By: Willie Kanyeki,
VP SSA, TerraPay
There’s a simple reason
why Africa is so often referenced in global discussions about digital finance:
mobile money is everywhere. In countries where bank branches and card networks
reach only a fraction of the population, mobile phones fill the gap, enabling
financial inclusion for millions. Wallet penetration now exceeds 80 per cent in
some markets, supported by agent networks that bring services into both rural
villages and city neighbourhoods.
The impact has been
transformative. Wages can be paid and received instantly. Households pay for
power and water through mobile interfaces. Traders settle transactions with a
handset rather than relying on cash couriers. This model of finance was not a parallel
track alongside traditional banking – in many places, it became the system
itself. Africa did not wait for the slow spread of physical banking
infrastructure; it moved directly to digital.
This example shows how
technology can reshape the financial landscape. But adoption was only the first
step. If financial inclusion is to be more than account ownership, then
participation must follow. And participation depends on behind-the-scenes infrastructure
working seamlessly across platforms and borders.
Fragmented success
The success of mobile
wallets has created its own constraints. Within their domestic ecosystems, they
function smoothly. A Kenyan user can pay for goods, settle a bill or send money
to a neighbour with ease. But the moment that transaction crosses a boundary –
from one wallet brand to another, or from one country to another – the process
slows and becomes more expensive.
Closed-loop design, once
a strength for reliability, is now a barrier. Such systems mean users need
multiple accounts to interact across providers, businesses can’t easily scale
into neighbouring markets, and families pay more to send remittances. A tool
designed to enable financial access becomes a blockage.
Mobile money solved the
access problem, but not the connection problem. Millions of people are now
inside digital systems, but those systems often stop at the edge of their own
networks.
Why interoperability
matters
The next phase is about
joining those systems together. Interoperability – the ability to move money
between wallets and banks, and across borders – is what turns access into
participation.
Interoperable systems
would give practical force to the African Continental Free Trade Area by making
regional trade easier to settle. They would help reduce remittance fees toward
the UN Sustainable Development Goal of three per cent for a two-hundred-dollar
transfer, when average costs into Sub-Saharan Africa are currently closer to
eight per cent. They would also provide regulators with greater transparency,
allowing oversight without stifling innovation.
For users,
interoperability makes accounts useful in more places and for more purposes. It
lowers friction for households, workers and businesses who want to extend their
activity beyond the limits of a single provider. And it turns fragmented
systems into a connected financial ecosystem.
Why institutions should
care
Mobile money has often
been treated as separate from mainstream finance, relevant only to the
unbanked. That view is out of date. Wallets are now central to how remittances
move, how merchants accept payments, and how people engage with regional
markets. The line between mobile money and the wider financial system is fading
quickly.
For banks and fintechs,
interoperability is both a responsibility and an opportunity. Shared rails
reduce costa, expand reach and create the transparency that regulators expect.
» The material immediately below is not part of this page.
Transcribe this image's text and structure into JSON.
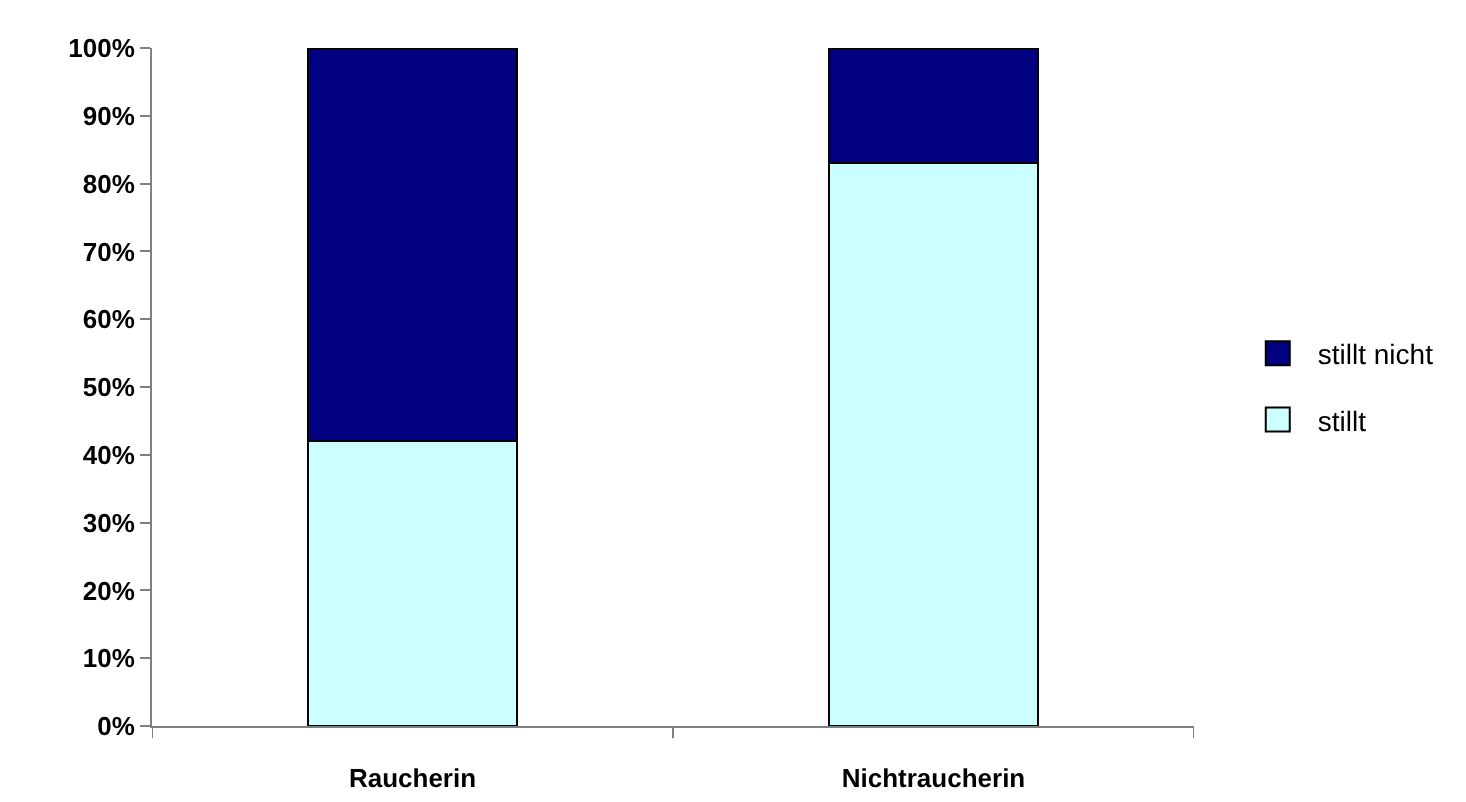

The G20 has set targets for across-border payments to become faster, cheaper,
more transparent and more inclusive by 2027- and the Financial Stability Board’s
Roadmap for Enhancing Cross-Border Payments identifies payment system
interoperability as one of its three core mechanisms for getting there.
The business case is
just as strong. Interoperability brings predictability because it makes
transactions easier to settle, disputes easier to resolve and compliance easier
to manage. For institutions that answer to regulators and investors, operating
on trusted, transparent rails reduces risk as much as it grows markets.
Regional momentum
Progress will not be
uniform across the continent. In East Africa, long-established mobile money
systems provide a deeper base of experience, both among consumers and
regulators who have been overseeing these markets for more than a decade. In
West Africa, momentum is building quickly, helped by rising smartphone
adoption, national financial inclusion strategies, and a young population that
is open to digital-first services.
These regions will shape
how interoperability develops. Their decisions on settlement systems, identity
checks and dispute handling will create precedents to influence the rest of the
continent. Progress will not appear as a single breakthrough but as gradual
alignment: cleaner APIs, consistent standards, and more cooperation across
providers.
From access to
participation
Mobile money has
delivered access on a remarkable scale. The next test is whether that access
enables real participation – the ability to pay, trade and transfer across
providers and borders without obstruction.
That outcome depends on
interoperability. Not as a future add-on, but as the backbone of digital
economies. Without it, Africa’s leap into mobile finance ends in fragmentation.
With it, access becomes full inclusion, and full inclusion becomes progress.